Chapter 28: Making Your Business Unique
Boring is the kiss of death for any business or product. Excitement is contagious. This chapter explains how to attain excitement. Promoting a company through publicity is discussed. How the highest price is used to gain publicity. For example, Burger King sells a $200 hamburger in London.
Chapter 29: Pricing Strategies for the Affluent Customer
The psychology of pricing is discussed, along with how to appeal to status with enhanced or pre-paid package deals. Twenty-percent of affluent customers will move up in price out of habit and a desire for the best. Like everyone else, rich people equate price with quality. How to use this fact to advantage is examined.
Chapter 30: Financial Recessions and the Affluent
Using statistics, this chapter demonstrates how the affluent change spending habits during economic slumps. The 1 percent rule states that 1 percent of the population controls 90-percent of the wealth. How this affects buying habits is discussed.
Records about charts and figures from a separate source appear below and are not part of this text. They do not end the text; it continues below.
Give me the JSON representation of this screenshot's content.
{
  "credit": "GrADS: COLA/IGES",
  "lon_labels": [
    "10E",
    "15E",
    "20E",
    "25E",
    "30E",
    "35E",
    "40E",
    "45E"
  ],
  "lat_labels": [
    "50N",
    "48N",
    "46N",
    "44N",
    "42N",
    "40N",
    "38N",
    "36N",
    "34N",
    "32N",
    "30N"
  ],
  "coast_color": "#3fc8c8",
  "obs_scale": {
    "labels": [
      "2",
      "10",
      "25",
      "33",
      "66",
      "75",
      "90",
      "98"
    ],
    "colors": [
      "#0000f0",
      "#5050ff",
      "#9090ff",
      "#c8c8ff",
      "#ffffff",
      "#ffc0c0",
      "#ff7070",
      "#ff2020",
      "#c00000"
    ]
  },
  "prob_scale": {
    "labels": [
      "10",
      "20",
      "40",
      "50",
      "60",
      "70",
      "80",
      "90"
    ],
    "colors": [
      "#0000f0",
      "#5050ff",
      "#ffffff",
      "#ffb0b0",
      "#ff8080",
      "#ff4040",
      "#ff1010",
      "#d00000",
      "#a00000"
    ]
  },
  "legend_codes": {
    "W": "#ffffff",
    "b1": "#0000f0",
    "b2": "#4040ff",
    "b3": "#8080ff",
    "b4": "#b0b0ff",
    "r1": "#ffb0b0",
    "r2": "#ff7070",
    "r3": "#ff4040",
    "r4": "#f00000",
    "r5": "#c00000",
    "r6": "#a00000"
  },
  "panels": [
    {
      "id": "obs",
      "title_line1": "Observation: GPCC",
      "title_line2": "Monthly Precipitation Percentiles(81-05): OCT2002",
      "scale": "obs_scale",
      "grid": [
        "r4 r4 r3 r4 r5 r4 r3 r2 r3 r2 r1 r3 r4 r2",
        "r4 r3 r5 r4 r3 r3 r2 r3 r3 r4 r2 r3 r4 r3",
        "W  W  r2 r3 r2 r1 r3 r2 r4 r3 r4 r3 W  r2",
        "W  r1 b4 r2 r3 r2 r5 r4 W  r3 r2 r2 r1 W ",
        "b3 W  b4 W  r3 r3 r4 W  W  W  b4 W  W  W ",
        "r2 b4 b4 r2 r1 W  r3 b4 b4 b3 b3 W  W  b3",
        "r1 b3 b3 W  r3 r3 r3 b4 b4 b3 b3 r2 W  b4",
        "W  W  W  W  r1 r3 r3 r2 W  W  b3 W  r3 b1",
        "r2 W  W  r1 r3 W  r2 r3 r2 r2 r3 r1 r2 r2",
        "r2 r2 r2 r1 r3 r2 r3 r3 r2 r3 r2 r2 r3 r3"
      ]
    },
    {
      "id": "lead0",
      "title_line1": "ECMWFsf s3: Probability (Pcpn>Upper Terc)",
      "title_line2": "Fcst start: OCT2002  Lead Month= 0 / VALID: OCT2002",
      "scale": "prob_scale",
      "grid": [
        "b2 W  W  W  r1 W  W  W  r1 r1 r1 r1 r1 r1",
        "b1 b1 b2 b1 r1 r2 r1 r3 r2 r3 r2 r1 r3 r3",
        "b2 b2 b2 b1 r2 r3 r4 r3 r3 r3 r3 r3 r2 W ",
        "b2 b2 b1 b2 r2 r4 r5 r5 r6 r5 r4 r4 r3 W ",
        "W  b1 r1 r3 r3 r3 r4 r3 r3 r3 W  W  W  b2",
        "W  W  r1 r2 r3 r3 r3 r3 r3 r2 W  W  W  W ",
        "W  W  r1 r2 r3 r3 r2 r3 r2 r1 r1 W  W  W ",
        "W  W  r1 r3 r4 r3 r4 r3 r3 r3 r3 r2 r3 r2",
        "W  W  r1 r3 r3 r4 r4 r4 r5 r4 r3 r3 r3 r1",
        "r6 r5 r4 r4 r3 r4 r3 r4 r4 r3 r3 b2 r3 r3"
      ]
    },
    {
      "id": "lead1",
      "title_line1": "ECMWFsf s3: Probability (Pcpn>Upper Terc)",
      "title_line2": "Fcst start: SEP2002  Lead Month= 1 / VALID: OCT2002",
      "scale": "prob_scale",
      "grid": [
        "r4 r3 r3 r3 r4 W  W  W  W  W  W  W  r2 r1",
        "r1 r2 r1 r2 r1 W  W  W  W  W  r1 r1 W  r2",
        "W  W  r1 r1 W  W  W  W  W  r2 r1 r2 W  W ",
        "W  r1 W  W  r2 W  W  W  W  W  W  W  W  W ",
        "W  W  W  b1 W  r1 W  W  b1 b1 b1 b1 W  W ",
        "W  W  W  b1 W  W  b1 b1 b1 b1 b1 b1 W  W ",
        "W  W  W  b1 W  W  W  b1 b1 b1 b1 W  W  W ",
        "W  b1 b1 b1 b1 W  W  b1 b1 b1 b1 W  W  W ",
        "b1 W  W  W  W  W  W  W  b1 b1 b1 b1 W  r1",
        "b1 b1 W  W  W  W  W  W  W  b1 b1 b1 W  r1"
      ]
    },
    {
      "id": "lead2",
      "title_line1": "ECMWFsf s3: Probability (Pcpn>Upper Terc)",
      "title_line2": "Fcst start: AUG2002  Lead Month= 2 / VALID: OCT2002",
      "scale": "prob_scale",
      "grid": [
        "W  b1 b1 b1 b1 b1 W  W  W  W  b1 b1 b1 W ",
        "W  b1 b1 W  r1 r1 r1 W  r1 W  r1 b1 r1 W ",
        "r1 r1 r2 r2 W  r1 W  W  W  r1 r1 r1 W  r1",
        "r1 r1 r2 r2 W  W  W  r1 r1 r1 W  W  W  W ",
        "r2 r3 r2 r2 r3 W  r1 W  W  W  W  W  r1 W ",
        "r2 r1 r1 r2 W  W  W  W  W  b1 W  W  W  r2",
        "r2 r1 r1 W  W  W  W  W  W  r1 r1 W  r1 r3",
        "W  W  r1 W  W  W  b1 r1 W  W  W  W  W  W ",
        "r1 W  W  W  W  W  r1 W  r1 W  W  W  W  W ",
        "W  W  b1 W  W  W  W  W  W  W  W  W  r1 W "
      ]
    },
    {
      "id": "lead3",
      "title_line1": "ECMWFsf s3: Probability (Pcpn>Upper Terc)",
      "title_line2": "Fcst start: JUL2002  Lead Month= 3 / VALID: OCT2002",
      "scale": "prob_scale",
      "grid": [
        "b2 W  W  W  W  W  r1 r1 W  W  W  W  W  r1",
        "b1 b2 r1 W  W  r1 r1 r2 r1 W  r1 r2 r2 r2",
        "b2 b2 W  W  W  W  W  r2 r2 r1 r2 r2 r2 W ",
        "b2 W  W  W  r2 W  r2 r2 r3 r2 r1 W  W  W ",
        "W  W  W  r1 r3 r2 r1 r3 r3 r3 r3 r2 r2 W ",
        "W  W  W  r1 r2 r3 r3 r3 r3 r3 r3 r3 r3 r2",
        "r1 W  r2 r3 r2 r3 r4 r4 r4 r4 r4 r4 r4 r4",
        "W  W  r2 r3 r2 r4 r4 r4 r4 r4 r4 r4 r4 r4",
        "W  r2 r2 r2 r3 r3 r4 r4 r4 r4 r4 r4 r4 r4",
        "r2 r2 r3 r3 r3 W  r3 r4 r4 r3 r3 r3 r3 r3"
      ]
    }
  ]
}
Selling to the ultra-rich as a method of recession-proofing a business is considered.
Chapter 31: Seller Psychology
This chapter demonstrates that anyone in any business can make the choice to target the affluent. All that is required is self-confidence, professionalism, and effective marketing. How such a choice can be fun, rewarding and fulfilling is examined. Also considered in this chapter is the golden rule. Do unto others as you would have them do unto you. How this golden rule is reflected in the seller’s attitude is considered.
Chapter 32: How to be a Successful Seller
This chapter will demonstrate that first impressions are indeed important. Clothing, grooming, and manners are the basis of a successful first impression. Clear communication, whether about products or services, provides the affluent customer with information and precludes surprises. Affluent customers appreciate this accommodation, which implies expertise and professionalism. By exuding a confident demeanor, the seller builds confidence in the customer’s decision-making process. These factors will be examined, along with suggestions.